To further optimize the synonym search DISQOVER leverages its ability to bring together many data sources. The record for Aspirin, for example, collects data from no less than 13
different databases (HMDB, DrugCentral, DrugBank, HSDB, UNII, ChEMBL, UMLS, ChEBI, IUPHAR Compendium, SureChEMBL, RxNorm, MeSH, Pub-Chem ), from which 8 contribute to the synonyms. In total the public databases gives 75 distinct synonyms. Not all these synonyms have the same relevance, and some are even quite exotic. By requiring synonyms to be present in at least two data sources (if multiple data sources available) DISQOVER is able to separate the relevant from the less relevant synonyms. We call this the core set of the synonyms. Evaluating this method, we found that for the 500 most used search terms, on average, this filter retains only 16% of the synonyms in the core set, but it results in only 1.7% fewer search hits. One of the reasons that this reduction in recall is so low, is that in those cases where instance text contains synonyms that were removed by the filter, that text most often also contains one of the more commonly used synonyms present in the core set. In the application user interface, by unchecking the “Core set” checkbox () the user can inspect the synonyms found to be less relevant and, if desirable, override the default choice by cherry picking or even selecting everything by clicking the switch box for that semantic concept ().

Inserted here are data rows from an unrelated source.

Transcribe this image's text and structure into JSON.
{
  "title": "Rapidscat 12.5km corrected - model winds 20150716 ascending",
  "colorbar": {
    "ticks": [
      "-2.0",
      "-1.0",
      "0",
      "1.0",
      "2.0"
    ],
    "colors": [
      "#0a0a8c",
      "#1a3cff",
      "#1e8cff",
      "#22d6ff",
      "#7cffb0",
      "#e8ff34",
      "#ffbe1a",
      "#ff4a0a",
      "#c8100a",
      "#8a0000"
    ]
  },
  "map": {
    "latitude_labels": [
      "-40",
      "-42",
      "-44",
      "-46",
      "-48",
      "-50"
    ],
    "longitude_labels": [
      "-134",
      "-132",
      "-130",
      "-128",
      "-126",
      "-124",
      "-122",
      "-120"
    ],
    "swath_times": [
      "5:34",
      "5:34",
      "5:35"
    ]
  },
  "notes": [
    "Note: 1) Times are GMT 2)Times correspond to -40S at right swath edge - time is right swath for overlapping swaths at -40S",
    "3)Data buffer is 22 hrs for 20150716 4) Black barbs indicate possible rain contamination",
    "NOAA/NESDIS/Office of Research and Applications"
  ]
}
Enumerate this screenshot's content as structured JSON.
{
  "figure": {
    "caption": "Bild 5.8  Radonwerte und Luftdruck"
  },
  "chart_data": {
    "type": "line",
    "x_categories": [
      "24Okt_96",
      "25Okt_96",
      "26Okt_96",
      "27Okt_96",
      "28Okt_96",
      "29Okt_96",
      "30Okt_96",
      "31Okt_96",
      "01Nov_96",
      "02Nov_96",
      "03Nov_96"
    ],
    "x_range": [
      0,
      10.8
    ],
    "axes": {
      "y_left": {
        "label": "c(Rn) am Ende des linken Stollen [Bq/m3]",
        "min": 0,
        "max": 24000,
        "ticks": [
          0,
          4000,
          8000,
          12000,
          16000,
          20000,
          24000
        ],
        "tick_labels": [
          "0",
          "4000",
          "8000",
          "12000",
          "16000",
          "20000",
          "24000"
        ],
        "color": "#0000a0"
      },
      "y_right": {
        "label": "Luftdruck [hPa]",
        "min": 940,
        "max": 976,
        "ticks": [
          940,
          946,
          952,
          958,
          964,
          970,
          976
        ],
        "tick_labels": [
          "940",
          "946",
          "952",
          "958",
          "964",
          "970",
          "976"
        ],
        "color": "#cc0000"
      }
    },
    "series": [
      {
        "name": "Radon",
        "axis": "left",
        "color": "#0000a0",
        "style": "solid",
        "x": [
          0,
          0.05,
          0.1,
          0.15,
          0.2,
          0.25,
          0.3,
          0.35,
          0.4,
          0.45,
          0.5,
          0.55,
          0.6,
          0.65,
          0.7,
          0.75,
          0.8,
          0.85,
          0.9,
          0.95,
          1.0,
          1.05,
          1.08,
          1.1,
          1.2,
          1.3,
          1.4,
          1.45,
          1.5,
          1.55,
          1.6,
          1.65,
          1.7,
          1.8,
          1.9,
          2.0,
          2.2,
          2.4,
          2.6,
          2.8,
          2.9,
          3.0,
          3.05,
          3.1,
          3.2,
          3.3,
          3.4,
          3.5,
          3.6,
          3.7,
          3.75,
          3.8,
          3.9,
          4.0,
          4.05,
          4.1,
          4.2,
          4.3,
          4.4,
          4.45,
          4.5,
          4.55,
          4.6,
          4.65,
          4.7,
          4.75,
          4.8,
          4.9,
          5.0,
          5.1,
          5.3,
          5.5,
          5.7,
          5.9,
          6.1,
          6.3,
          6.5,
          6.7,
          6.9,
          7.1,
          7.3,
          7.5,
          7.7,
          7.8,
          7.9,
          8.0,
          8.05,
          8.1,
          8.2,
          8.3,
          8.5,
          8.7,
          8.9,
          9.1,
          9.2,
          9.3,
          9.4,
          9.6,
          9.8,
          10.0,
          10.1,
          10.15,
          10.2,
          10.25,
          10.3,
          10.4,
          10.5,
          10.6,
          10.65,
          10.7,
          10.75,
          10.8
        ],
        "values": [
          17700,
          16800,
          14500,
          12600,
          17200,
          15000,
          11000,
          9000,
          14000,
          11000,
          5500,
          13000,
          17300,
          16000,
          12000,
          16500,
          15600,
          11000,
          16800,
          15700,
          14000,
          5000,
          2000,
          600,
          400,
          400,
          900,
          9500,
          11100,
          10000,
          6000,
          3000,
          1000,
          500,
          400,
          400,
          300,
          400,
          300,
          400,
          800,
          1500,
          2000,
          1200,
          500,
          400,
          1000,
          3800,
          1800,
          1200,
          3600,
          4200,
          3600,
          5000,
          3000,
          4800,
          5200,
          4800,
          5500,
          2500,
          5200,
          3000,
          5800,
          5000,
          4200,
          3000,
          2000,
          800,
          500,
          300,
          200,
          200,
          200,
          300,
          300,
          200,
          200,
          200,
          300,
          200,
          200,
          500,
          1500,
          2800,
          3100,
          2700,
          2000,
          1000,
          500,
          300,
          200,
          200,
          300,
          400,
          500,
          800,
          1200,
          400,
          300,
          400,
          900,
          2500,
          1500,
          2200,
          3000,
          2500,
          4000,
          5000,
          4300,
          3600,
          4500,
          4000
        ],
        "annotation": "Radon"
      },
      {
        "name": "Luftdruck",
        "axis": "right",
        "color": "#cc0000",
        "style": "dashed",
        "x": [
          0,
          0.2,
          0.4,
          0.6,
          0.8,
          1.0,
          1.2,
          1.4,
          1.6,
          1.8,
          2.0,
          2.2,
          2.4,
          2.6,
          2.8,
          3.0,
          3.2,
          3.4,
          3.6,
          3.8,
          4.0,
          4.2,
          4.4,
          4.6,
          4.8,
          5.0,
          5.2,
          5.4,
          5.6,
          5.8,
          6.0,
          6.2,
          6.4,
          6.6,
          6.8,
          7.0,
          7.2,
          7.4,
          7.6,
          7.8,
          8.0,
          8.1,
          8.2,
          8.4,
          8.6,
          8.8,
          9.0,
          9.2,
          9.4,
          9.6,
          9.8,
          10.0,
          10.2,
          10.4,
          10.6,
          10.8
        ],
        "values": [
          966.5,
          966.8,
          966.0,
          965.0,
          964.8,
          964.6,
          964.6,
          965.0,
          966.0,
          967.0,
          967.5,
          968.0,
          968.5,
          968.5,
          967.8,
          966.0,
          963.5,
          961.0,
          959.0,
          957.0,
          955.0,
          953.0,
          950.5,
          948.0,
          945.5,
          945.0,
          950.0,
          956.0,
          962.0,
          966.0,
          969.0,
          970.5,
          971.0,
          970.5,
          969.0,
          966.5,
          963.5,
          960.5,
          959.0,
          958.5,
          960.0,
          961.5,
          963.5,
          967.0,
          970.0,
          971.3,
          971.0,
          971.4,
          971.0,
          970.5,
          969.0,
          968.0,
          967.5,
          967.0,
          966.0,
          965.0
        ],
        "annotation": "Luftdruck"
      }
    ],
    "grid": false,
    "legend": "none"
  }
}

The addition of some synonyms may significantly deteriorate the outcome of the search in terms of precision. For example one of the synonyms of Aspirin is ASA. However, this term can also be an abbreviation of anti-sarcolemmal autoantibodies Mus Musculus gene, of the disease Argininosuccinic aciduria, and much more. Therefore, adding ASA as a synonym is not desirable because it does not increase the search recall (since it is very unlikely to be used as the only term to refer to Aspirin), but drastically reduces the search precision. In order to address this problem, DISQOVER flags synonyms like this as being ambiguous with an exclamation triangle (example: ). It does this for synonyms which are either:
- Too short: 2 characters or 5 digits.
- Have semantic hits in other canonical types. For example, ASA has semantic hits in 7 canonical types.